Pode chegar ao fim em abril o julgamento de um dos processos tributários mais vultuosos, que se arrasta há 23 anos, e envolve a exclusão do ICMS do cálculo do PIS e da Cofins cobrado pela Receita Federal. A discussão é também um dos exemplos cabais da péssima reputação do país na área fiscal, que contribui para engordar a conta trilionária das disputas tributárias e colocar o Brasil em um dos últimos lugares no ranking do Doing Business do Banco Mundial. O questionamento da aplicação do PIS e Cofins sobre o ICMS chegou ao Supremo Tribunal Federal (STF) em 1998. Seu julgamento foi interrompido no ano seguinte por um pedido de vistas do então ministro Nelson Jobim. O ministro se aposentou em 2006 sem dar retorno sobre o processo que, então, voltou à pauta. Mas, nesse mesmo ano, novo pedido de vistas, desta vez do ministro Gilmar Mendes, que suspendeu a tramitação quando o placar estava favorável à empresa em 6 a 1.
O andamento do processo se acelera, com a chegada à corte de outro recurso extraordinário de mesmo teor, seguido de uma Ação Direta de Constitucionalidade (ADC) movida pelo governo, que defende a incidência dos dois tributos federais sobre o ICMS estadual. O governo obteve, então, liminar que suspendeu a discussão dos questionamentos. Cerca de dez anos depois, em 2017, o STF concluiu a votação em que prevaleceu a tese de que o ICMS não devia compor a base de cálculo do PIS e da Cofins.

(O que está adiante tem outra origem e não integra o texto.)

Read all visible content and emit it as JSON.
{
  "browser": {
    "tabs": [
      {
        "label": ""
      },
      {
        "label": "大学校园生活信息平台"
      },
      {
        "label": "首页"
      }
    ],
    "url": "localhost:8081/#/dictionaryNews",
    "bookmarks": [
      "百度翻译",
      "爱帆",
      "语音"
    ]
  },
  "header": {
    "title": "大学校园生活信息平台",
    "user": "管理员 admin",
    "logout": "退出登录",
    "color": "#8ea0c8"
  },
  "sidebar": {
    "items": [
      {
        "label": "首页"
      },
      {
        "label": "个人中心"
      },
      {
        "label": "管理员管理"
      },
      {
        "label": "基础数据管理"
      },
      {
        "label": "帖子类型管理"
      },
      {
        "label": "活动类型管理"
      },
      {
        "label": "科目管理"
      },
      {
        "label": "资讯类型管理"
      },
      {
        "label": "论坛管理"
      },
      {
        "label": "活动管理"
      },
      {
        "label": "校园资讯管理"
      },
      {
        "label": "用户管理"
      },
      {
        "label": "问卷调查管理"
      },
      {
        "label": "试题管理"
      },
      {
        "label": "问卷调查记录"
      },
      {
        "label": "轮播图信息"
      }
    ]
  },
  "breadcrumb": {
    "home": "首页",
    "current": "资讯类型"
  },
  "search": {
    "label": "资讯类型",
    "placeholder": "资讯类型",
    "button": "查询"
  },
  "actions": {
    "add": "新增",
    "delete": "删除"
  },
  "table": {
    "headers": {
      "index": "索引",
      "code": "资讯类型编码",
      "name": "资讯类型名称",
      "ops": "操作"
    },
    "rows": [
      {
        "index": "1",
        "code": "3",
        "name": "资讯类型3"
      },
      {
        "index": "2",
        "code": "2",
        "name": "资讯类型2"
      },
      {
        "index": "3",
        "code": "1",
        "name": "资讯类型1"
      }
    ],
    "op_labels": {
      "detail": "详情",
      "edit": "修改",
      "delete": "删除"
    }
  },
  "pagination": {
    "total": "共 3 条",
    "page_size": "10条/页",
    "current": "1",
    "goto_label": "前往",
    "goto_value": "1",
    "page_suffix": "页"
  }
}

Mas o julgamento deixou pontos duvidosos e abriu espaço para um embargo declaratório da Fazenda Nacional, que será julgado no próximo mês em definitivo – pelo menos é o que se espera.
O caso chegou a ser chamado de “julgamento da década” em 2017, e agora é o “julgamento do século”. Os valores envolvidos justificam a hipérbole. Em 2017 a União informou na Lei de Diretrizes Orçamentárias (LDO) que o impacto aos cofres públicos do fim da cobrança seria de R$ 250,3 bilhões, considerando o período entre 2003 e 2014, chegando a R$ 20 bilhões por ano na segunda metade da década de 2010. O que o governo busca agora com o embargo é reduzir a perda. A questão do PIS e Cofins é apenas uma das que compõe uma respeitável conta de R$ 5,4 trilhões em disputas tributárias pendentes, o equivalente a 75% do PIB, levantada pelo Insper. O cálculo, adverte o Insper, está subestimado porque inclui apenas disputas originadas de cobranças da Receita disponíveis para consulta pública. Foi preciso recorrer à Lei de Acesso à Informação no caso de dados sobre pendências no âmbito estadual e municipal. Mas é a União a principal responsável pela cobrança de tributos e responde por cerca de 70% do estoque de contencioso de processos em tramitação na Justiça ou na esfera administrativa. Estados e Distrito Federal ficam com quase 22%; e municípios, com 8%.
Os responsáveis pelo levantamento atribuem o volume expressivo de contenciosos à existência de uma legislação tributária prolífica e complexa, que gera disputas nos tribunais. Estudo do Instituto Brasileiro de Planejamento e Tributação apurou que uma empresa precisa seguir 4.078 normas – ou 45.791 artigos e 106.694 parágrafos – para estar em dia com as suas obrigações fiscais. Se a empresa atuar em todo o país, sobe a quase 400 mil leis, decretos, medidas provisórias, portarias, instruções normativas e atos declaratórios o número de exigências a serem observadas nos âmbitos estaduais e municipais (Valor, 19/3). O cipoal de medidas e decisões abrem espaço para perdas para o próprio governo. No caso do ICMS, por exemplo, depois da primeira decisão do STF, algumas empresas conseguiram na Justiça regional federal o direito de usar como crédito fiscal os valores recolhidos de PIS e da Cofins sobre o tributo estadual. Esse seria o principal motivo do salto de 174% no uso de créditos fiscais no ano passado, que chegou a R$ 63,6 bilhões.
Não é surpresa que o Brasil esteja na sexta pior colocação do ranking Doing Business de 2020, com dados de 2019, relativo ao pagamento de impostos, entre 190 países. No ranking geral, o país ocupa o 124º lugar. O Doing Business estima que uma empresa gasta 1,5 mil horas por ano para cumprir suas obrigações fiscais no Brasil. Isso tem alto custo. A organização sem fins lucrativos Endeavor Brasil calcula que as empresas gastam em média 1,5% do faturamento todo ano para se manterem informadas sobre as regras fiscais. Incluindo a contratação de pessoal, sistemas e equipamentos para acompanhar o assunto, o gasto chega a R$ 65 bilhões, acima do dispendido com pesquisas relacionadas ao negócio em alguns casos.